Friday, August 22, 2014

Commercial Construction Loans: Financing The Dream

By Tom G. Honeycutt


Financing business premises or a new commercial development is a process that usually involves large monetary figures and extensive forward planning. Like any property finance arrangement, it is expensive, not least because it involves substantial periphery administrative costs besides the property's actual price. It is also the longest term commitment to debt that businesspeople make, spanning years or decades. However, where the financed structure does not yet exist, there are additional factors to be considered. Commercial construction loans are therefore not the same as conventional credit purchase agreements.

One of the most important issues is that a commercial property is intended to generate income. This means that the credit provider (which is usually a bank) needs to assess whether the expected income is commensurate with the amount of credit granted. Market research also needs to determine whether the property's desired use represents a satisfactory revenue potential.

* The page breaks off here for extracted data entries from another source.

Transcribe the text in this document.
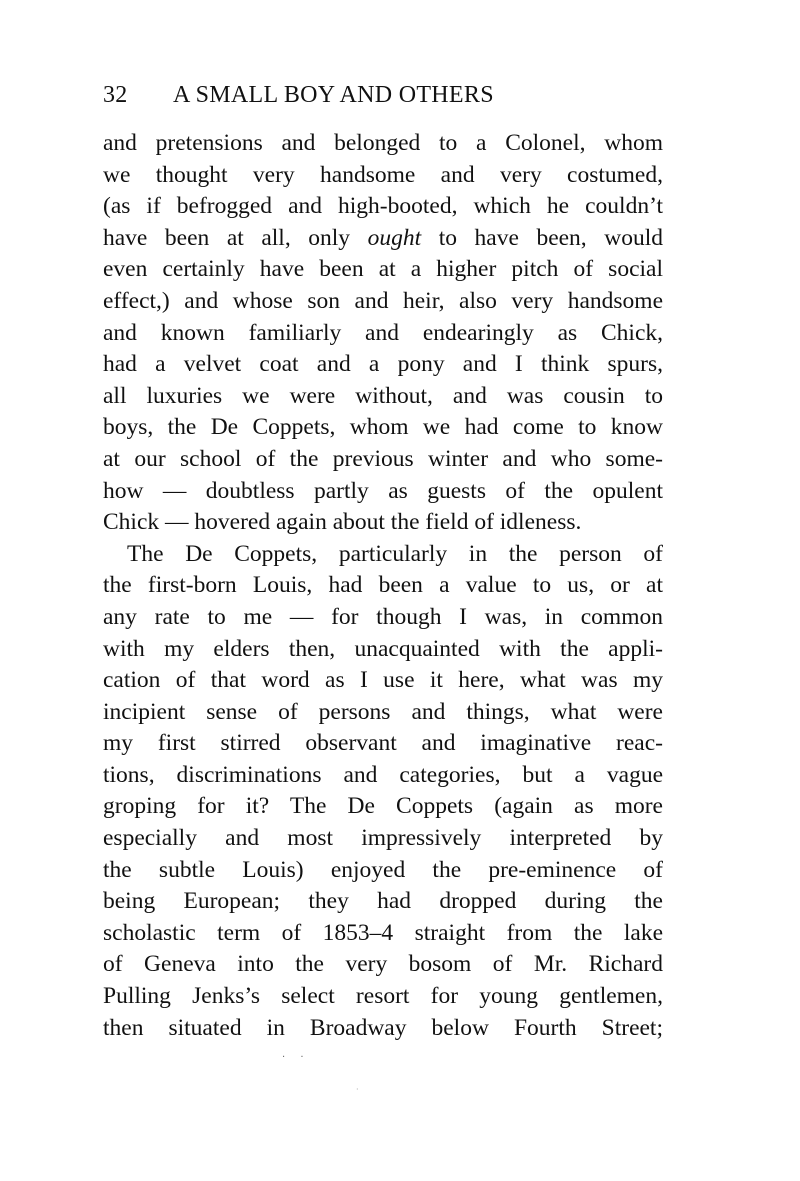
32 A SMALL BOY AND OTHERS
and pretensions and belonged to a Colonel, whom
we thought very handsome and very costumed,
(as if befrogged and high-booted, which he couldn’t
have been at all, only ought to have been, would
even certainly have been at a higher pitch of social
effect,) and whose son and heir, also very handsome
and known familiarly and endearingly as Chick,
had a velvet coat and a pony and I think spurs,
all luxuries we were without, and was cousin to
boys, the De Coppets, whom we had come to know
at our school of the previous winter and who some-
how — doubtless partly as guests of the opulent
Chick — hovered again about the field of idleness.
The De Coppets, particularly in the person of
the first-born Louis, had been a value to us, or at
any rate to me — for though I was, in common
with my elders then, unacquainted with the appli-
cation of that word as I use it here, what was my
incipient sense of persons and things, what were
my first stirred observant and imaginative reac-
tions, discriminations and categories, but a vague
groping for it? The De Coppets (again as more
especially and most impressively interpreted by
the subtle Louis) enjoyed the pre-eminence of
being European; they had dropped during the
scholastic term of 1853–4 straight from the lake
of Geneva into the very bosom of Mr. Richard
Pulling Jenks’s select resort for young gentlemen,
then situated in Broadway below Fourth Street;
· ·
·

Once the project's financial viability has been ascertained, the project management representatives and the bank (or other credit provider) need to negotiate the loan agreement's terms and itinerary. A construction loan usually has more than one stage, as the structure it finances comes into existence during the course of the agreement. The loan's first stage pays for the building process itself. Once that process is complete, and the structure is commercially employed, a much longer agreement commences which is used to cover the property's entire price. The bridging agreement between the two stages is called a mini-perm agreement.

In approving the agreement, the lender needs to assess the building contractor's history, capabilities and industry reputation. There also needs to be a verification of the contract price in relation to other similar projects, and this may require a detailed analysis of how the borrower or contractor intends to spend the available money.

In the absence of a standing structure, the lender also requires exhaustive technical information on the project, such as building specifications, the duration of the work, materials to be used, and all pertinent details that may be of use in approving the loan application.

It is sometimes extremely hard to gain approval from a bank or other institution for credit. Project initiators should therefore put together an informative business strategy which is substantiated by market research and data. If the project is seen as incompatible with prevailing market conditions the entire loan application may be rejected by bank analysts for that reason.

New construction is always an exciting event and is very important in the economy's growth. Approaching these loans in an effective, professional fashion makes the process much easier for all parties concerned and allows for smoother business.